A competitive market and “strong headwinds” have hit profits at Boparan Holdings, parent company of 2 Sisters Food Group, in the second quarter of the year.

Its overall like-for-like operating profit was down 11.4% year-on-year while its profit margin fell from 2.8% in the second quarter of 2015/16 to 2.3% in Q2 of this year. Total sales grew 5.2% while like-for-like sales grew 2.6%.

Operating profit for its protein division was down to £4.5 million (m) from £7.1m in the same quarter of 2015/6. However, its like-for-like sales were up 1.4% on the previous year.

2 Sisters said its supply chain optimisation programme was “creating leaner, more effective delivery systems”.

“Our consolidation of the retail packing function at Red Meat is now complete and will release significant cost savings going forward.”

It added that there were more “reconfigurations” planned for later this year.

In its outlook for the year ahead, 2 Sisters said that while “strong headwinds forecast for 2017 have affected the business”, the company was confident these could be mitigated.

“Efficiency and innovation, supplemented by targeted investment, will help drive profitable sales and protect the business in a volatile operating environment. EU exit uncertainty, as well as cost pressures and the tough grocery market are likely to remain for the foreseeable future. However, we are well-placed to deliver for our customers on quality, service and price.”

Ranjit Singh, 2 Sisters Food Group CEO, said: “Our results reflect the very tough trading environment we face. The market is as competitive as ever and currency fluctuations have brought about higher input prices. It is unsurprising that this has put a margin squeeze on a lot of businesses, including our own.

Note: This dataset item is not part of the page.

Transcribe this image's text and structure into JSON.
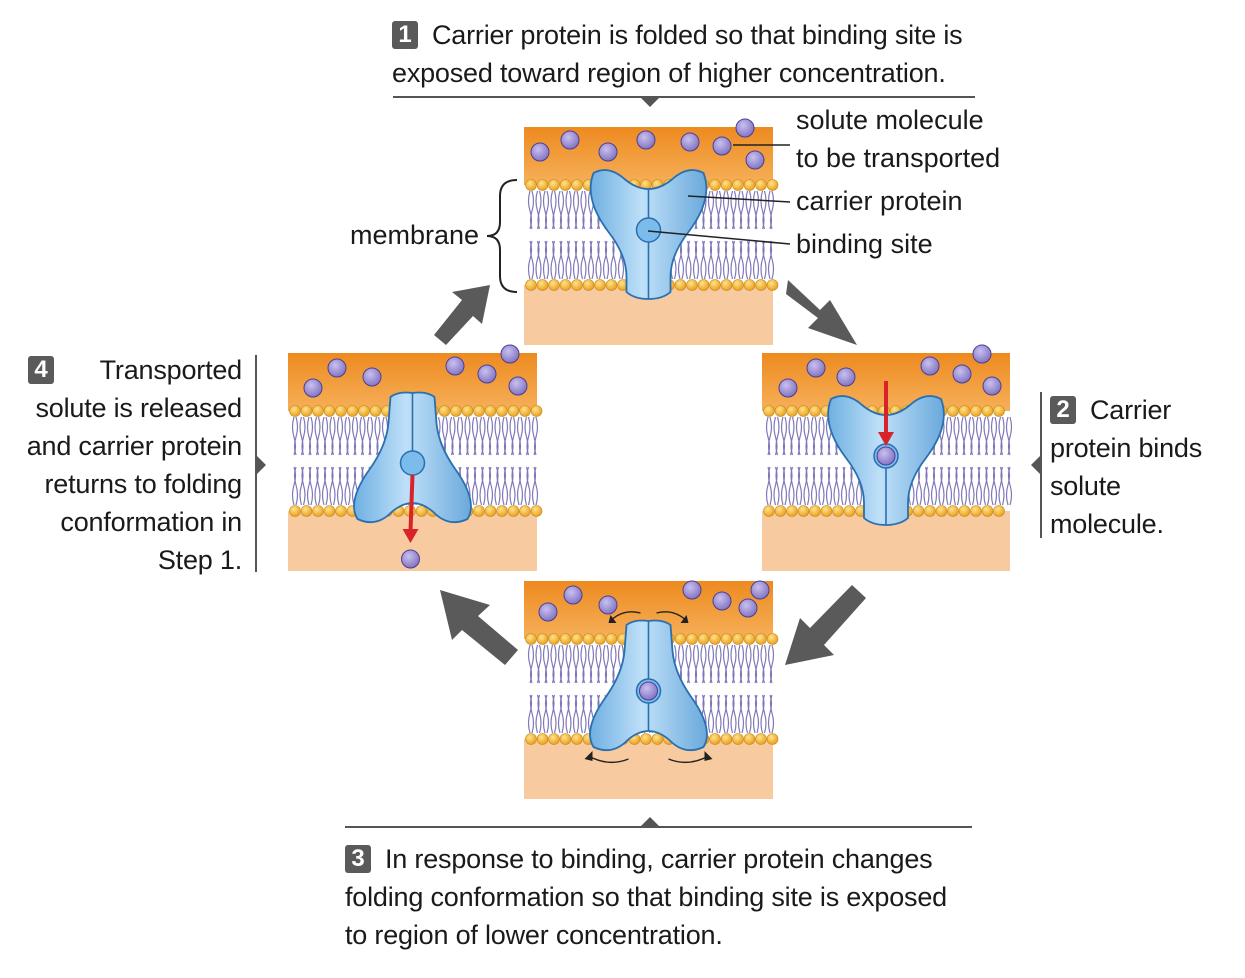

“However, there is underlying positive momentum across the business, as we have seen over the past four trading quarters. Sales are rising, and we are well-positioned to grow with our customers in new markets.

“Competing in our markets requires investment for the long-term, so our supply chain is efficient, sustainable and fit for the future. This has been our approach when making investment decisions, and we are still focusing strongly on a ‘cost out’ and efficiency culture.

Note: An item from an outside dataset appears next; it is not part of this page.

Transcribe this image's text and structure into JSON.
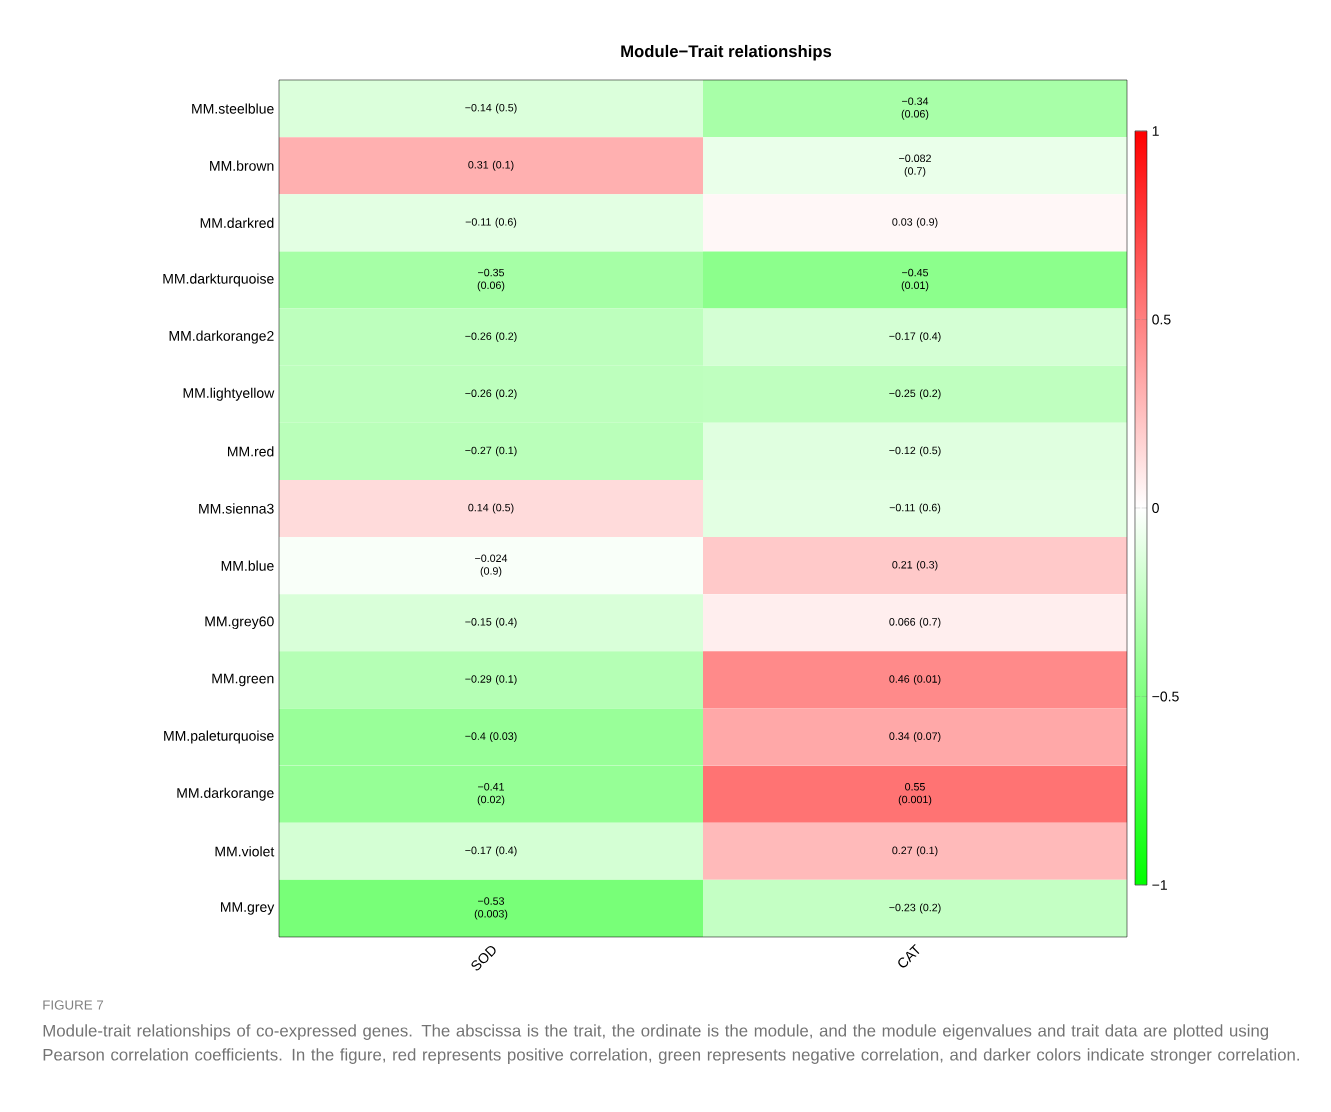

“Our Protein footprint programme progresses at pace. We are proud of the substantial upgrade to our facility in Scunthorpe, making it one of the largest and most advanced in Europe. Also, we progress with our restructuring at other poultry locations, and we have now completed a similar exercise in our Red Meat business.

“Investment projects in our Chilled division, at a number of sites, have improved quality and efficiency, and the merger of functions across the division will bring substantial annualised savings.”

He added that the multiple outbreaks of Avian Influenza haven’t impacted its domestic market.

“We have seen an increased outbreak of Avian Influenza this year, but our strict biosecurity measures have limited the impact on our agriculture, although the outbreaks have caused the temporary closure of some overseas markets.

“The market will remain challenging, but as we continue to create a good environment for the long-term sustainability of the business, remain resilient and deliver for customers, our Better Before Bigger strategy will achieve our long-term ambitions.”